Wenn es nach mir ginge, gäbe es das Problem gar nicht. Schüler würden nach der vierten Klasse weiterhin gemeinsam unterrichtet und je nach Begabung durch individuelle Betreuung gefördert. So war die Gesamtschule ursprünglich geplant. Leider wurde sie dann als weitere Schulform neben den bestehenden Schulen eingeführt. Das Sortieren nach der vierten Klasse ist in jedem Fall zu früh. Mein Kollege Jürgen Baumert hat für eine Studie Viertklässler mit ähnlichen Voraussetzungen über Jahre begleitet und festgestellt: Die, die aufs Gymnasium kamen, hatten sich bis zur neunten Klasse deutlich besser entwickelt als die, die auf Real- oder Hauptschule gewechselt waren. Trotz ähnlicher Voraussetzungen hängt die Entwicklung eines Kindes stark von einem fördernden und fordernden Umfeld ab. Dennoch bin ich mir im Klaren, dass die Idee der Gesamtschule in Deutschland in absehbarer Zeit nicht umgesetzt werden wird.

Warum?

Der Zug ist schlicht abgefahren. Als die Quote der Schüler, die aufs Gymnasium wollten, zu Beginn der siebziger Jahren noch bei etwa 20 Prozent lag, da hätte man den Umbruch wagen können. Heute drängen etwa 50 Prozent der Kinder aufs Gymnasium. Wer nun am System rühren wollte, hätte sofort mit heftigem Widerstand von deren Eltern zu kämpfen - davor wird sich die Politik hüten.

Bleibt die Frage, welche validen Instrumente man verwenden könnte, um Kinder sinnvoll auf Gymnasium, Real- und Hauptschule zu verteilen.

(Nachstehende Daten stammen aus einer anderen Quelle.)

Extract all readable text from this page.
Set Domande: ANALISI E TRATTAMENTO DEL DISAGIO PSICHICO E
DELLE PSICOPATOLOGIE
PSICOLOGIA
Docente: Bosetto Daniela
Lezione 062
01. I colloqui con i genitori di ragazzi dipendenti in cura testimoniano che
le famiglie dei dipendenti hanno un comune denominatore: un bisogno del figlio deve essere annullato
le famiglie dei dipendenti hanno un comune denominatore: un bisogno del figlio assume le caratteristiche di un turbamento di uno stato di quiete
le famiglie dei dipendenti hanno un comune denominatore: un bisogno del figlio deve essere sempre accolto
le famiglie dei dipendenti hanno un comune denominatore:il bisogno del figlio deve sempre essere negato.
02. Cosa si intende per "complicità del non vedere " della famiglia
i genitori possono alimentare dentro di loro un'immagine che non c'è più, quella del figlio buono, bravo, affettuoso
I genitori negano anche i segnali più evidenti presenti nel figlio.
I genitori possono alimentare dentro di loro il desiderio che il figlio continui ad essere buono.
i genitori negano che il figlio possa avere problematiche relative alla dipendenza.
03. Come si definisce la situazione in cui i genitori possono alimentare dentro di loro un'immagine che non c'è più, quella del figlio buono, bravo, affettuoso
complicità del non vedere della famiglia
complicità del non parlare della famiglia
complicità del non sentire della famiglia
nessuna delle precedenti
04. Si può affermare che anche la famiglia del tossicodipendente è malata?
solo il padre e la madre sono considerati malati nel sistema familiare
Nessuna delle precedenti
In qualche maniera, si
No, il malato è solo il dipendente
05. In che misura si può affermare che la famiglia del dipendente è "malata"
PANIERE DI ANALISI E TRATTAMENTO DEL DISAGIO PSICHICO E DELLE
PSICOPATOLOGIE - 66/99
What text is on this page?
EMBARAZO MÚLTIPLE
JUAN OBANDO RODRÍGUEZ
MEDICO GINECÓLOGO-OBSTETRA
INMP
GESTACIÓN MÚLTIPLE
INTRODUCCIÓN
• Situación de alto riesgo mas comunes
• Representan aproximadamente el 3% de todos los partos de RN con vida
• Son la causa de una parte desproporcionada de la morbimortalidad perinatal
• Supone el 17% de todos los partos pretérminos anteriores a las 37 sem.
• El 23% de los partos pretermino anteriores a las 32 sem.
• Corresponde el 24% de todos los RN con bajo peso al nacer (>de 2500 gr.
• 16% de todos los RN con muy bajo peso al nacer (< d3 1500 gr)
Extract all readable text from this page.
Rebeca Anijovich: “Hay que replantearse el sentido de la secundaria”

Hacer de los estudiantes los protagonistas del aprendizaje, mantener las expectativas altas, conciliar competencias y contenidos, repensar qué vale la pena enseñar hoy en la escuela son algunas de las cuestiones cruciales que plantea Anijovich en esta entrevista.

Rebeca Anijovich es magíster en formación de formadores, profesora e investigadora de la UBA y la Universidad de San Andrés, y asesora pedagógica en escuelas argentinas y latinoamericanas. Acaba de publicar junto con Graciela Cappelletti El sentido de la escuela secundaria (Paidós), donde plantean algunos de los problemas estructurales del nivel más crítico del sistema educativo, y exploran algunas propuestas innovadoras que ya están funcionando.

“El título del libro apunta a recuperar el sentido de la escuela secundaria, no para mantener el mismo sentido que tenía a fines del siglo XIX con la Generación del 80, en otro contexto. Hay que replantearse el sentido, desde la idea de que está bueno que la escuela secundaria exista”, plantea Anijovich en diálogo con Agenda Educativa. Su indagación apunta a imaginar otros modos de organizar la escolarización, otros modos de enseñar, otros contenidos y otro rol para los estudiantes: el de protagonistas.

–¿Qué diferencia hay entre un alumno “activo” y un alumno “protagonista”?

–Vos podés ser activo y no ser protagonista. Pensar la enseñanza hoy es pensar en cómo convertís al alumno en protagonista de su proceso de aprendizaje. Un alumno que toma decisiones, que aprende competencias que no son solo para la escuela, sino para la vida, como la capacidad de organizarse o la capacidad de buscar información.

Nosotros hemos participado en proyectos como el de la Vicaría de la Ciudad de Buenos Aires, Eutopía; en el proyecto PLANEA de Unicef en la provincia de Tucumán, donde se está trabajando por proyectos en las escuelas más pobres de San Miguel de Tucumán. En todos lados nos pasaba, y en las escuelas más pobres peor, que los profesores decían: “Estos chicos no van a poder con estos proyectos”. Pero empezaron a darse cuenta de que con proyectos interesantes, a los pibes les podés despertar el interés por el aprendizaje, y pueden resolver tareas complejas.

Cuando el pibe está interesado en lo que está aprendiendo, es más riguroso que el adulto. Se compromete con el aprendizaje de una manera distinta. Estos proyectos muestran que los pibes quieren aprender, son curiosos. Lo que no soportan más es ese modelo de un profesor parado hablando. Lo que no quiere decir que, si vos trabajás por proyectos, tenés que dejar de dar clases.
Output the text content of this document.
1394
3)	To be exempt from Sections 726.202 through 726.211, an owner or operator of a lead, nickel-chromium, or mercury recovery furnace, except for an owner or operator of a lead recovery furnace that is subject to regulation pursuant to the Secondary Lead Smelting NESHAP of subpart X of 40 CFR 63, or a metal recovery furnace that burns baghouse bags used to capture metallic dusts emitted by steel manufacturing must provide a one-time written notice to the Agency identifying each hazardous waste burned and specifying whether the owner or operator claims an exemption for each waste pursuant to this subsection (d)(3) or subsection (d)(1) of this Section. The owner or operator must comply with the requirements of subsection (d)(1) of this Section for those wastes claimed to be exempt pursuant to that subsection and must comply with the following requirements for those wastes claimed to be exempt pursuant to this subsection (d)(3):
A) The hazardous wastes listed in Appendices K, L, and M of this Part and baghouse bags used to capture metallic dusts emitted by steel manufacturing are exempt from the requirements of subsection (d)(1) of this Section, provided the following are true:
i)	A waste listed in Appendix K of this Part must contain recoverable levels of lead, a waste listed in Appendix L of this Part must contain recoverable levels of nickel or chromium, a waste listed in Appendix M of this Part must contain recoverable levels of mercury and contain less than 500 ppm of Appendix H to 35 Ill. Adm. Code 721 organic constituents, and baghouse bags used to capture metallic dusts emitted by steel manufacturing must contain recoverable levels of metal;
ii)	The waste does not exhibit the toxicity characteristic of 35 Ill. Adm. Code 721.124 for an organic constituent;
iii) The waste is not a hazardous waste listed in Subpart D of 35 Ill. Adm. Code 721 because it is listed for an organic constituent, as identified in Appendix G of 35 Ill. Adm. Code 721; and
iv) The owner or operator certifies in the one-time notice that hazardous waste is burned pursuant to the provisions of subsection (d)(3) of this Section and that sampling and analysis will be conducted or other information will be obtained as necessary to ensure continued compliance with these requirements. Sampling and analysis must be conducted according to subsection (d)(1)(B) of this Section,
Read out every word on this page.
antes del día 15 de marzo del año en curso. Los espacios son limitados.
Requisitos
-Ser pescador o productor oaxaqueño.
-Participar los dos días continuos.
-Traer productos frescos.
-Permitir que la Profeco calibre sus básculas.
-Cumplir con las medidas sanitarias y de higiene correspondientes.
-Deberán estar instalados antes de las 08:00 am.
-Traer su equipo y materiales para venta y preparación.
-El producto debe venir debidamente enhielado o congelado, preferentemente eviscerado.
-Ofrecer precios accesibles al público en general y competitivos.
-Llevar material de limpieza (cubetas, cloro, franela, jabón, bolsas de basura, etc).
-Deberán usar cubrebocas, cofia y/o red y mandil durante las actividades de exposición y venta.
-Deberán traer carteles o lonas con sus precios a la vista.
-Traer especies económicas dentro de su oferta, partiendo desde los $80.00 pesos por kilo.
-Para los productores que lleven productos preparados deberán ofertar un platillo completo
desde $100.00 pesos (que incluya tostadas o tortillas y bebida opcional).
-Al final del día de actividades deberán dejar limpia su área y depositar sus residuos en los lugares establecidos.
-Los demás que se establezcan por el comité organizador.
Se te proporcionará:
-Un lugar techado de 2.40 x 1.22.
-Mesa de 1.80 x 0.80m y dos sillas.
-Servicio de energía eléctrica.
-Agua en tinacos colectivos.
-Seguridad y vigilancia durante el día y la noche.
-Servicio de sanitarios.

Wenn es ein solches Instrument gäbe, durch das Schüler wirklich ihren Leistungen und Perspektiven entsprechend auf die Schularten verteilt werden könnten, wären meine Argumente für die Gesamtschule deutlich schwächer.

Sind Sie nun für oder gegen die bindende Empfehlung?

Im Grundsatz bin ich dagegen. Man darf aber nicht mit der Begründung argumentieren, damit würden die Bildungsfernen benachteiligt. Und solange sich kein Weg findet, die Schüler besser zuzuordnen als anhand ihrer Schulnoten, solange halte ich die bindende Schulempfehlung durch die Lehrkräfte trotz aller Schwächen und Gegenargumente für einen geeigneten Weg.